招くこの手で世界よ踊れ!(聖女イシェクトの巻)
以前上げた【招くこの手で世界よ踊れ】の続編です。
今回登場の女性イシェクトもその基礎的な構想はあったキャラで、神代が比較的得意とする、落ち着いた賢い系ですよ。
「膝枕、というものをご存知でしょうか。それをして差し上げます」
人々からは聖女とも称されるこの私――高位司祭イシェクトが、目の前に立つ彼にゆっくりと語る。
「女が男を子供扱いにする目的でやるアレだな。しかし、俺はそういう悦びは要らん」
およそ阿呆の極みのような会話内容、だのに彼――この国が誇る最高戦力であるキュリエ・アーレイドは油断無く、これでもかという程の仏頂面で返してきた。
ここヴェルトルヴィル聖堂に於いてこの美丈夫は、余りにも苛烈に過ぎる存在。
しかし彼の来訪は予期出来た事とも言える。
何故ならここは、この国を滅ぼそうとする邪霊浄化機関ハルハラと信仰上の繋がりを持つからだ。
……聖堂を守る為に、私は彼を懐柔しなくてはならない。
「私は……今の貴方様との対話に於いては、女性の性というより母性で以て接したく――」
恭しく、頭を垂れる。
「俺の母親はアンタじゃ無い」
私の言葉を、キュリエは至極自然に一蹴した。
威圧感。脅しなどで無く、この人は普通に話すだけでこうも刺々しい気迫を放つのか。
噂ではハルハラに『浄化宣言』をさせた元凶たる王子を、素の表情で半死半生にしたというけど……。
「性急なのですね。

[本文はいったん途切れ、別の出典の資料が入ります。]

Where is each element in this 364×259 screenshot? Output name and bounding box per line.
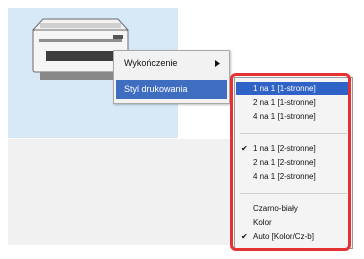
- menu-item-print-style[interactable]: Styl drukowania: [116, 80, 227, 99]
- submenu-item-auto[interactable]: ✔ Auto [Kolor/Cz-b]: [236, 230, 351, 243]
- submenu-item-1na1-1s[interactable]: 1 na 1 [1-stronne]: [236, 82, 351, 95]
- separator: [240, 133, 347, 134]
- separator: [240, 193, 347, 194]
- submenu-item-bw[interactable]: Czarno-biały: [236, 202, 351, 215]
- submenu-item-2na1-1s[interactable]: 2 na 1 [1-stronne]: [236, 96, 351, 109]
- submenu-item-label: 2 na 1 [2-stronne]: [253, 158, 316, 167]
- submenu-item-label: 4 na 1 [1-stronne]: [253, 112, 316, 121]
- submenu-item-4na1-2s[interactable]: 4 na 1 [2-stronne]: [236, 170, 351, 183]
- submenu-item-2na1-2s[interactable]: 2 na 1 [2-stronne]: [236, 156, 351, 169]
- menu-item-finish-label: Wykończenie: [124, 58, 178, 68]
- menu-item-finish[interactable]: Wykończenie: [116, 54, 227, 73]
- triangle-right-icon: [215, 60, 220, 67]
- lower-panel: [8, 139, 230, 245]
- submenu-item-label: 4 na 1 [2-stronne]: [253, 172, 316, 181]
- submenu-item-1na1-2s[interactable]: ✔ 1 na 1 [2-stronne]: [236, 142, 351, 155]
- submenu-item-color[interactable]: Kolor: [236, 216, 351, 229]
- check-icon: ✔: [241, 232, 248, 241]
- submenu-item-4na1-1s[interactable]: 4 na 1 [1-stronne]: [236, 110, 351, 123]
- context-menu: Wykończenie Styl drukowania: [113, 50, 230, 104]
- submenu-item-label: 2 na 1 [1-stronne]: [253, 98, 316, 107]
- menu-item-print-style-label: Styl drukowania: [124, 84, 188, 94]
- submenu-item-label: Kolor: [253, 218, 272, 227]
- check-icon: ✔: [241, 144, 248, 153]
- submenu-item-label: Auto [Kolor/Cz-b]: [253, 232, 314, 241]
- print-style-submenu: 1 na 1 [1-stronne] 2 na 1 [1-stronne] 4 …: [234, 77, 353, 249]
- submenu-item-label: 1 na 1 [1-stronne]: [253, 84, 316, 93]
- submenu-item-label: 1 na 1 [2-stronne]: [253, 144, 316, 153]
- submenu-item-label: Czarno-biały: [253, 204, 298, 213]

私は神の教えを説く司祭でありますれば、この国全ての民を愛の心で包みたいと願っております」
瞳を閉じ、軽く添えたとて弾むこの胸に手を当てて、私は――華美に――彼と向き合い続ける。
「キュリエ様、かのハルハラより浄化宣言を受けたこの国を憂うその御心を、私は解して差し上げたいのです」
その気になれば聖堂さえ畏れず崩壊させるであろうこの人に、私は、何処までも嫋やかな精神で接していく。
「アンタが俺の言うことを聞いてくれれば憂いは無くなる。神の名の下にハルハラの尖兵になるかもしれないこの聖堂を、俺は押さえたい」
キュリエは真っ直ぐな目で私を見返し、凛とした声でそう告げる。
問答無用、という姿勢には見えない。けれど、必ず成すという心がありありと出ている。
……私個人としては、こういう男の事は嫌いでは無い。
この眼の光は、真正面から向き合う上では信頼が置けるから。
「理解は出来ますが、やはり貴方は性急であると思います。なればこそ私の膝枕で、落ち着きを取り戻された方がよろしいかと」
今の私は真面目に阿呆な女を演じている。
阿呆にならず素の私のままでは、ハルハラの協力者として、彼の敵として振る舞わざるを得なくなる。
彼を見て、それは哀しいことだとそう思う。
「……この国は、イかれた奴しか居ないのか」
溜め息と共に、キュリエの張り詰めた気が微かに緩んだ。
「イかれていたとて、この世の生を懸命に生きる人々でありましょう」
「俺はこの国で一番まともだがな」
「ええ、そうであると私も思います」
キュリエは鼻を鳴らしたが、しかし、私をほんの少しだけ好きになってくれたようだった。
「……なあ、お前は本当はどういう奴なんだ?」
「他者に『こうだ』と語れる程、完成された女ではありませんよ」
「そうか。ただ、お前の膝は心が安らぐ。それは間違い無い」
――おしまい――
イシェクトは敵なのか味方なのか、敢えて明確にしない展開にしました。
けど読んでいて不安にはならなかったと思います。どちらであっても魅力が出る塩梅にしたつもりですので。
あとこの【招くこの手で〜】の短編を書く上では、神代は『雑導入に注力する』を一つの目標にしていました。
雑な導入、実は意外と好きなんですよ。書く上でも読む上でも。
短編では舞台背景の説明が難しく(説明まみれの導入はよろしくない)、或る程度の雑さは寧ろ話を引き締める強みにもなる、と思うんですよね。
勿論、その雑さを経て読み進めて貰うだけの導線自体は入れておく必要があるけれど。
身に付けられれば色々便利に使えると思います。